Er reichte ihr die Schachtel.

»Jetzt bin ich an der Reihe, mich umzuziehen«, meinte er. Steif schälte er sich aus seinen Klamotten und zog einen Mechanikeroverall an, den er im Umkleideschrank gefunden hatte, bevor er mit zittrigen Fingern eine der Kerzen an-zündete und ein paar Tropfen Wachs auf den Boden zwischen ihnen tropfte.

»Ist das nicht gefährlich?« fragte sie ihn.
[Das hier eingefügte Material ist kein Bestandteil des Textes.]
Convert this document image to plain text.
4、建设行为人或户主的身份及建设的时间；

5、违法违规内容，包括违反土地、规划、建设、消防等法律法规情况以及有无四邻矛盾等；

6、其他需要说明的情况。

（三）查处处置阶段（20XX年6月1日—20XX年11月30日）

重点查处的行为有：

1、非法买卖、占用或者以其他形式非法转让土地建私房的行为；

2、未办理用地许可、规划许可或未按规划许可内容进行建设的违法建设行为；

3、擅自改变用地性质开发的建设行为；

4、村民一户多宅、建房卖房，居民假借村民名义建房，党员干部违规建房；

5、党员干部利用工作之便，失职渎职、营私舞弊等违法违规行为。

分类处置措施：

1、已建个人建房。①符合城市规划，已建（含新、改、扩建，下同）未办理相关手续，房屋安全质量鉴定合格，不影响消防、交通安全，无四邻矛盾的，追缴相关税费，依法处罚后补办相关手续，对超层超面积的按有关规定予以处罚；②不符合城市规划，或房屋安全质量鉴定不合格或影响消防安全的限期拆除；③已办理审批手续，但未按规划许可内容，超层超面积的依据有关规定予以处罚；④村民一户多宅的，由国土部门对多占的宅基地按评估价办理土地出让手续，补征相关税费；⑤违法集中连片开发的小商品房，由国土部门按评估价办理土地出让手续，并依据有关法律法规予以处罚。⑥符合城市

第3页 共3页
»Ich kann hier hinten keinen Treibstoff riechen«, sagte er, während er die Kerze ins weiche Wachs drückte. »Andererseits ist meine Nase eingefroren, was heißt, daß ich eh nichts riechen kann.«

Alecia nahm eine zweite Decke und schüttelte das Eis aus ihrem Haar. »Das ist ein beschissener Tag gewesen«, fand sie. »Man hat auf mich geschossen, mich beinah in die Luft gejagt, und dem Flammentod bin ich nur knapp entgangen. Ich wurde von charmanten Herren in Schwarz gejagt und mit einer Ladung Müll ins Meer geworfen, damit ich dort ertrinke. Doch damit nicht genug - ich bin dabei zu erfrieren, im Bauch eines faschistischen Flugzeugs, das nach Gott-weiß-wohin unterwegs ist. Und das alles hat sich innerhalb von vieründzwanzig Stunden, nachdem ich Ihnen begegnet bin, zugetragen, Jones. Spielt sich Ihr Leben immer so ab?«

»Nein«, entgegnete er. »Manchmal ist es aufregend.« Er riß den Deckel von einer Dose, tauchte den Zeigefinger hinein und leckte ihn ab. »Sardinen«, beklagte er sich.

»Ich liebe Sardinen«, verriet sie ihm.

»Dann nehmen Sie sie.« Er nahm eine andere Dose aus dem Kasten und zog den Deckel ab. »Können Sie Italienisch lesen? Ich auch nicht. Es heißt, daß dem Reisen im Flugzeug die Zukunft gehört. Wenn es so ist, müssen sie dringend die Mahlzeiten verbessern. Ah, das schmeckt besser.«

»Was ist es?«

»Irgendwelches gekochtes Fleisch«, sagte er.

Während des Essens begann Indy, seinen Revolver auf der Wolldecke zu trocknen. Als er die Trommel öffnete, um die

Patronen zu überprüfen, rutschte ein Eiszapfen aus dem Lauf, der auf dem Boden zerbarst.

»Meine Armbanduhr funktioniert auch nicht.« Er schüttelte sie und hielt sie an sein Ohr. »Aber ich schätze, daß wir seit ungefähr einer Stunde in der Luft sind und uns höchstwahrscheinlich auf dem Weg nach Rom befinden.«

»Wie lange wird der Flug dauern?«

»Die Luftlinie zwischen London und Rom beträgt grob geschätzt zweitausend Meilen. Dann dürften wir noch zehn, zwölf Stunden unterwegs sein. Falls wir Glück haben, kontrollieren sie diesen Raum nicht, bevor wir landen.«

»Und falls wir kein Glück haben?«

Indy antwortete mit einem Achselzucken.

»Das hier ist immer noch besser als ertrinken, Prinzessin.«

Alecia aß die Sardinen auf und stellte die Dose weg, ehe sie die Decke enger um sich schlang und zu Indy hinüberrutschte.

»Jones«, sagte sie.

»Ja?«

»Ich möchte mich bei Ihnen bedanken. Heute ist zwar der schrecklichste Tag meines Lebens gewesen, aber ich habe mich niemals lebendiger gefühlt. Und ich weiß, daß ich wegen Alistair in diese Sache verwickelt bin und nicht Ihretwegen.«

Indy gab vor, seine Webley zu kontrollieren. Alecia legte die Hand auf den Lauf und nahm ihm die Waffe ab.

»Sehen Sie mich an«, sagte sie. »Ganz egal, was passieren wird - ob ich das hier überlebe oder nicht -, ich möchte Sie wissen lassen, daß ich keine einzige Minute bereue.«

»Gott, hilf mir«, flehte er und schaute ihr in die Augen.

Er küßte sie. Trotz des Geruchs von Müll, Meerwasser und Sardinen war das ein wundervolles Erlebnis. Die Decke rutschte ihr von den Schultern, und obwohl es ziemlich kalt war, unternahm sie keinen Versuch, sich wieder einzuhüllen. Als sich ihre Lippen öffneten, fand er sich zum wiederholten Mal an diesem Tag atemlos.